A primeira parte envolve principalmente a estranheza de ver a criatura pela primeira vez e depois se acostumar com ela. É fácil olhar fotos e achar o boneco bonito, talvez realista; achar o design encantador, talvez marcante por nunca ter sido esquecido ao longo dos anos. As memórias que se conservaram relembram o dedo com a pontinha brilhante e o peito que acende em vermelho, dos olhos azuis e do nariz arrebitado na cabeça comprida. Por fotos e nas lembranças, tudo é maravilhoso. Rever depois de mais de 10 anos mostra que a verdade, ao menos nos primeiros momentos, é bem diferente. O alienígena se mexe estranho, meio travado com suas perninhas pequenas, não reage direito ao ambiente e sugere que a nostalgia distorceu sua imagem para melhor. Por que ele se mexe tão estranho? Apesar de parecer um problema, logo fica claro que é essa a intenção de “E.T. the Extra-Terrestrial”.

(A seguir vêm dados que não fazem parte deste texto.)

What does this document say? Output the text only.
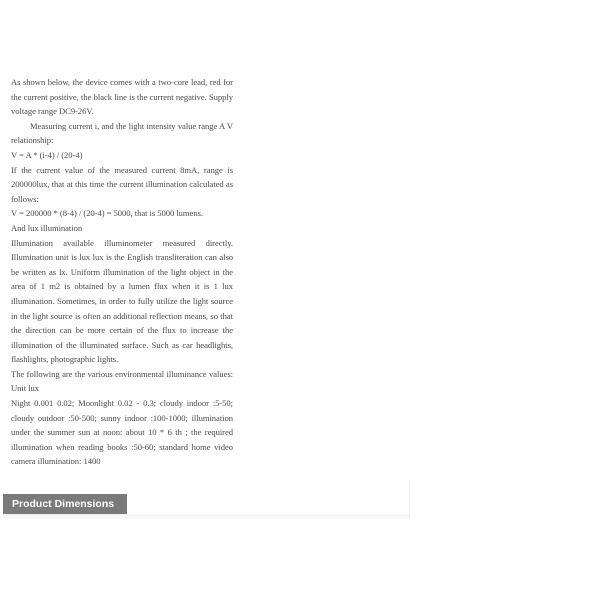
As shown below, the device comes with a two-core lead, red for the current positive, the black line is the current negative. Supply voltage range DC9-26V.

Measuring current i, and the light intensity value range A V relationship:

V = A * (i-4) / (20-4)

If the current value of the measured current 8mA, range is 200000lux, that at this time the current illumination calculated as follows:

V = 200000 * (8-4) / (20-4) = 5000, that is 5000 lumens.

And lux illumination

Illumination available illuminometer measured directly. Illumination unit is lux lux is the English transliteration can also be written as lx. Uniform illumination of the light object in the area of 1 m2 is obtained by a lumen flux when it is 1 lux illumination. Sometimes, in order to fully utilize the light source in the light source is often an additional reflection means, so that the direction can be more certain of the flux to increase the illumination of the illuminated surface. Such as car headlights, flashlights, photographic lights.

The following are the various environmental illuminance values: Unit lux

Night 0.001 0.02; Moonlight 0.02 - 0.3; cloudy indoor :5-50; cloudy outdoor :50-500; sunny indoor :100-1000; illumination under the summer sun at noon: about 10 * 6 th ; the required illumination when reading books :50-60; standard home video camera illumination: 1400

Product Dimensions
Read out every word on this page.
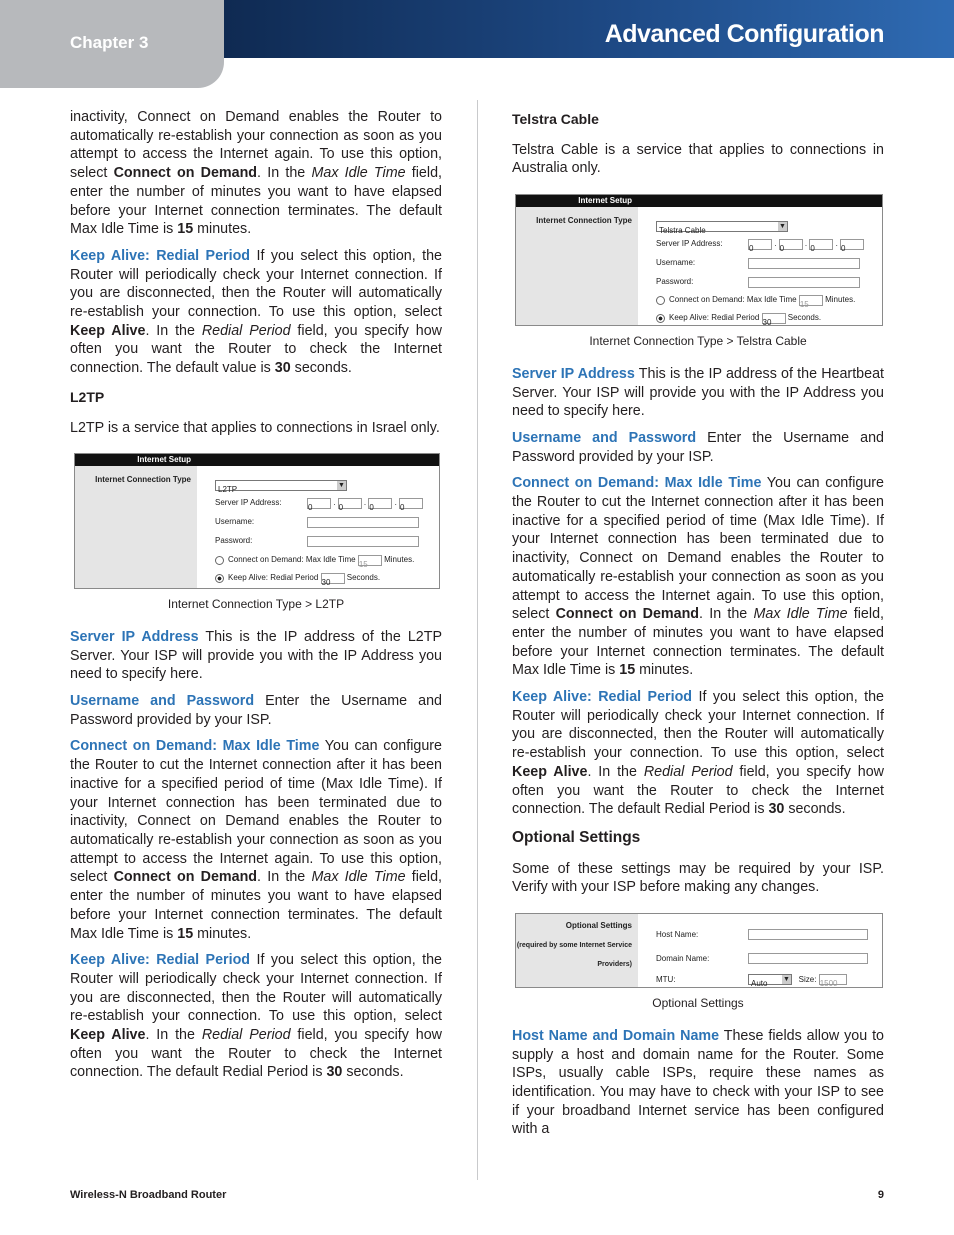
Chapter 3	Advanced Configuration

inactivity, Connect on Demand enables the Router to automatically re-establish your connection as soon as you attempt to access the Internet again. To use this option, select Connect on Demand. In the Max Idle Time field, enter the number of minutes you want to have elapsed before your Internet connection terminates. The default Max Idle Time is 15 minutes.

Keep Alive: Redial Period If you select this option, the Router will periodically check your Internet connection. If you are disconnected, then the Router will automatically re-establish your connection. To use this option, select Keep Alive. In the Redial Period field, you specify how often you want the Router to check the Internet connection. The default value is 30 seconds.

L2TP

L2TP is a service that applies to connections in Israel only.

Internet Setup
Internet Connection Type
L2TP	▼
Server IP Address:	0 . 0 . 0 . 0
Username:
Password:
Connect on Demand: Max Idle Time 15 Minutes.
Keep Alive: Redial Period 30 Seconds.
Internet Connection Type > L2TP

Server IP Address This is the IP address of the L2TP Server. Your ISP will provide you with the IP Address you need to specify here.

Username and Password Enter the Username and Password provided by your ISP.

Connect on Demand: Max Idle Time You can configure the Router to cut the Internet connection after it has been inactive for a specified period of time (Max Idle Time). If your Internet connection has been terminated due to inactivity, Connect on Demand enables the Router to automatically re-establish your connection as soon as you attempt to access the Internet again. To use this option, select Connect on Demand. In the Max Idle Time field, enter the number of minutes you want to have elapsed before your Internet connection terminates. The default Max Idle Time is 15 minutes.

Keep Alive: Redial Period If you select this option, the Router will periodically check your Internet connection. If you are disconnected, then the Router will automatically re-establish your connection. To use this option, select Keep Alive. In the Redial Period field, you specify how often you want the Router to check the Internet connection. The default Redial Period is 30 seconds.

Telstra Cable

Telstra Cable is a service that applies to connections in Australia only.

Internet Setup
Internet Connection Type
Telstra Cable	▼
Server IP Address:	0 . 0 . 0 . 0
Username:
Password:
Connect on Demand: Max Idle Time 15 Minutes.
Keep Alive: Redial Period 30 Seconds.
Internet Connection Type > Telstra Cable

Server IP Address This is the IP address of the Heartbeat Server. Your ISP will provide you with the IP Address you need to specify here.

Username and Password Enter the Username and Password provided by your ISP.

Connect on Demand: Max Idle Time You can configure the Router to cut the Internet connection after it has been inactive for a specified period of time (Max Idle Time). If your Internet connection has been terminated due to inactivity, Connect on Demand enables the Router to automatically re-establish your connection as soon as you attempt to access the Internet again. To use this option, select Connect on Demand. In the Max Idle Time field, enter the number of minutes you want to have elapsed before your Internet connection terminates. The default Max Idle Time is 15 minutes.

Keep Alive: Redial Period If you select this option, the Router will periodically check your Internet connection. If you are disconnected, then the Router will automatically re-establish your connection. To use this option, select Keep Alive. In the Redial Period field, you specify how often you want the Router to check the Internet connection. The default Redial Period is 30 seconds.

Optional Settings

Some of these settings may be required by your ISP. Verify with your ISP before making any changes.

Optional Settings
(required by some Internet Service Providers)
Host Name:
Domain Name:
MTU:	Auto ▼ Size: 1500
Optional Settings

Host Name and Domain Name These fields allow you to supply a host and domain name for the Router. Some ISPs, usually cable ISPs, require these names as identification. You may have to check with your ISP to see if your broadband Internet service has been configured with a

Wireless-N Broadband Router	9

A primeira impressão é bizarra mesmo e, aparentemente, é isso que a obra quer. Achar ele um anãozinho cabeçudo, travado e desajeitado é parte da impressão desejada e também é o que os outros personagens acham. Não é como se o filme tratasse o alienígena diferente daquilo que se vê, esperasse convencer o espectador dessa forma. Ele é desastrado mesmo, sem a mínima noção de como usar as coisas sem fazer uma grande sujeira no processo; não consegue pegar as coisas na mão direito porque os dedos são longos e desajeitados. E por mais que “E.T. the Extra-Terrestrial” tente fazer graça com alguns destes momentos, falhando especialmente quando esse desajuste vira galhofa total, o que importa mesmo é que esta impressão esquisita passa com o tempo. Logo, as melhores características surgem e a criatura demonstra todo o carisma conforme vai aprendendo a viver com os humanos, junto de todos seus hábitos, gestos e palavras. A história aprende a usar as limitações a favor da construção de personagem.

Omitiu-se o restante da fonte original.